$12.99-$14.99 is a fair price
I know a lot of you would rather spend $9.99 on a bestseller. We all love to save money. I just don't think that number could be sustained for long. Not with competition. Amazon had already become essentially the iTunes of Books BEFORE Apple. It's a different world these days. The day Sony or Wal-Mart or Target open up a fantastic Music store that truly is competition for iTunes, it'll give music more leverage and prices will go up. Companies are more savvy about the digital world and cutting deals had to come with more compromise this time.
Up until now, Amazon ran the school yard. Apple moved into town and there's a new BMOC.
I think you guys are forgetting this price is for NEW BESTSELLERS. Most stuff is going to be $5-7. And a whole LOT of stuff will be FREE. Personally, I can't wait to read the Classics on a big beautiful iPad... for NOTHING.
Ever since music and Apple sticking to the 99¢/$9.99 model, big media industries have been sceptical of Apple having control of their content. I never thought Apple's video business would get off the ground. In the Book Space, there was already a consortium of publishers banding together to get content protected at what they considered a fair price. Different Market... we just don't know how or if that played any role in the current situation. Different set of rules.
$12.99-$14.99 is a fair price:
• Let them have Half: Bestseller books normally are around $30. The publishers want HALF (the same the music industry got for a $20 CD that sold for $9.99 on the iTunes store) -- however -- with Music: the difference is that in a PHYSICAL STORE, CDs stay at a much higher price for a longer period of time than a book does. When a book goes off the NYT bestsellers list, prices drop immediately. The publishers have less time to make most of their money AND ESPECIALLY when their digital downloads are priced at such that they're only serving to sell Kindles and cannibalize their own physical book sales.
Also, the song ala carte model is a benefit for the music industry that the book publisher does not enjoy. It's all or nothing with them. Also, Quality pays a big part of the game. The Music industry has got a model here that allows for better tracks to sell at a higher $1.29 price and the other filler music doesn't get bought until someone buys the Album, but eventually is technically valued and sold (even though it may be a lousy song). The author doesn't enjoy a chance to write crappy chapters and still get paid. It has to be quality throughout. Or it won't sell.
Ultimately, HALF is fair. Again, it's all or nothing.
• "Shake your Money-maker, Cormac McCarthy": Sex appeal and Image sell records. Books are sold not through jet-setting with bling & a nice ass, but through honest-to-god labor. Stephen King's unibrow never sold a copy. Writing is simply a harder craft in my opinion. You don't have tight jeans, a nice rack or a cone bra to fall back on to sell your work.
• It takes money to make money: Unlike music, which is just ran through a computer to poop out an AAC file, this whole digital book thing is now a visual experience. Publishers have the ability to add video to their books and make them interactive and really cool. But this is going to cost money.

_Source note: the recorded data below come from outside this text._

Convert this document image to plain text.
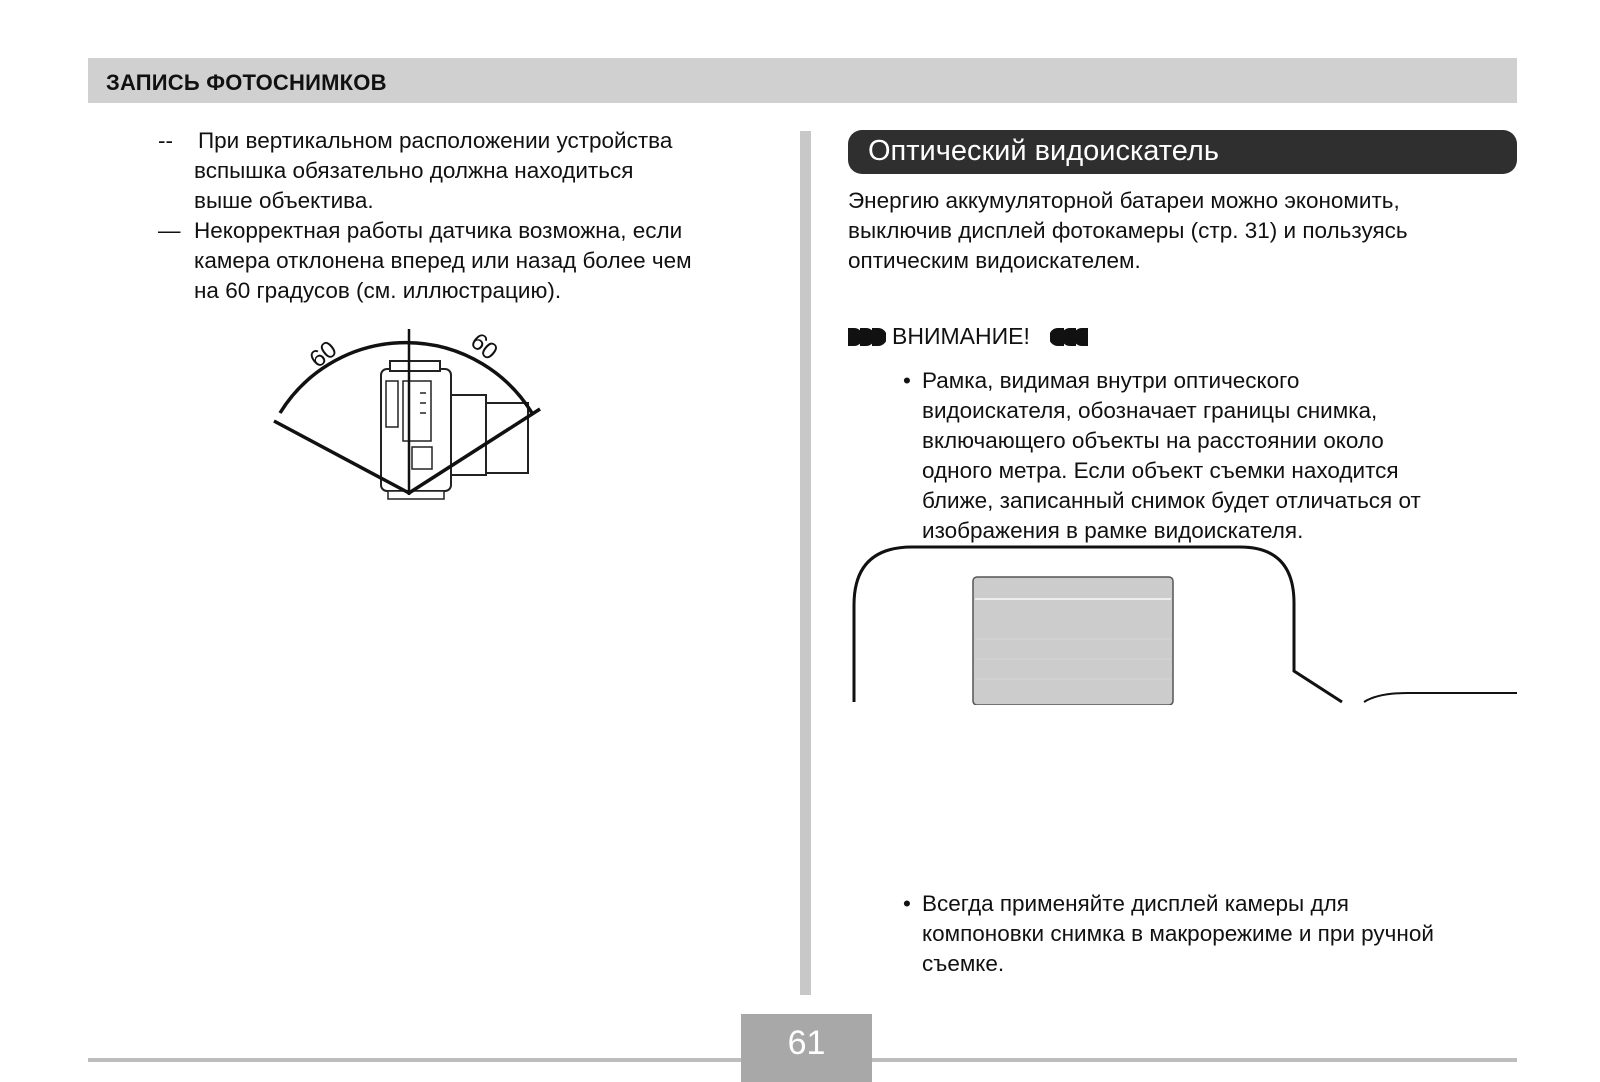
ЗАПИСЬ ФОТОСНИМКОВ
-- При вертикальном расположении устройства
вспышка обязательно должна находиться
выше объектива.
— Некорректная работы датчика возможна, если
камера отклонена вперед или назад более чем
на 60 градусов (см. иллюстрацию).
60	60
Оптический видоискатель
Энергию аккумуляторной батареи можно экономить,
выключив дисплей фотокамеры (стр. 31) и пользуясь
оптическим видоискателем.
ВНИМАНИЕ!
• Рамка, видимая внутри оптического
видоискателя, обозначает границы снимка,
включающего объекты на расстоянии около
одного метра. Если объект съемки находится
ближе, записанный снимок будет отличаться от
изображения в рамке видоискателя.
• Всегда применяйте дисплей камеры для
компоновки снимка в макрорежиме и при ручной
съемке.
61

True, the music industry now has iTunes LPs, but are probably not even on a fraction of a percent of all the albums sold on iTunes. Practically just an experiment at this point. Billions of songs have been downloaded without anything more than just album art attached to the file. We don't even get lyrics attached to every file, which I think is a crime. But because we've never had LPs until now, we're not used to a visual experience with our music. And mostly, we'll never use it. We'll do it a few times and then just listen to the music.
Books are different. Again, more difficult to produce I imagine than just setting up "256kbps AAC" and hitting a button.
Magazines will be even harder to produce and make money with the all the interactivity that people expect due to Times awesome Sports Illustrated video that came out a month or so ago. I doubt we'll see all that at first though. That video shows features you'd expect in a 3.0 or a 4.0 version. While we don't know what magazines will be yet, I imagine it'll be simply the 30-70 split Apple has seen success with; or a completely different model altogether. No one knows. Steve's still hammering it all out.
• You can't judge a book by it's cover: Lastly, it's a fair price because, let's face it, so many songs today (and I'm talking to you RAP) are being bought by the millions and they're just four letter words every few Crystal-fume breaths of the "artist" [termed used very loosely]) -- I just don't think music is judged with the scrutiny that a book is.
Steve Jobs has to tread lightly and be more accommodating this time around. Amazon is the incumbent. I think he hit a happy medium with the $13-15 model.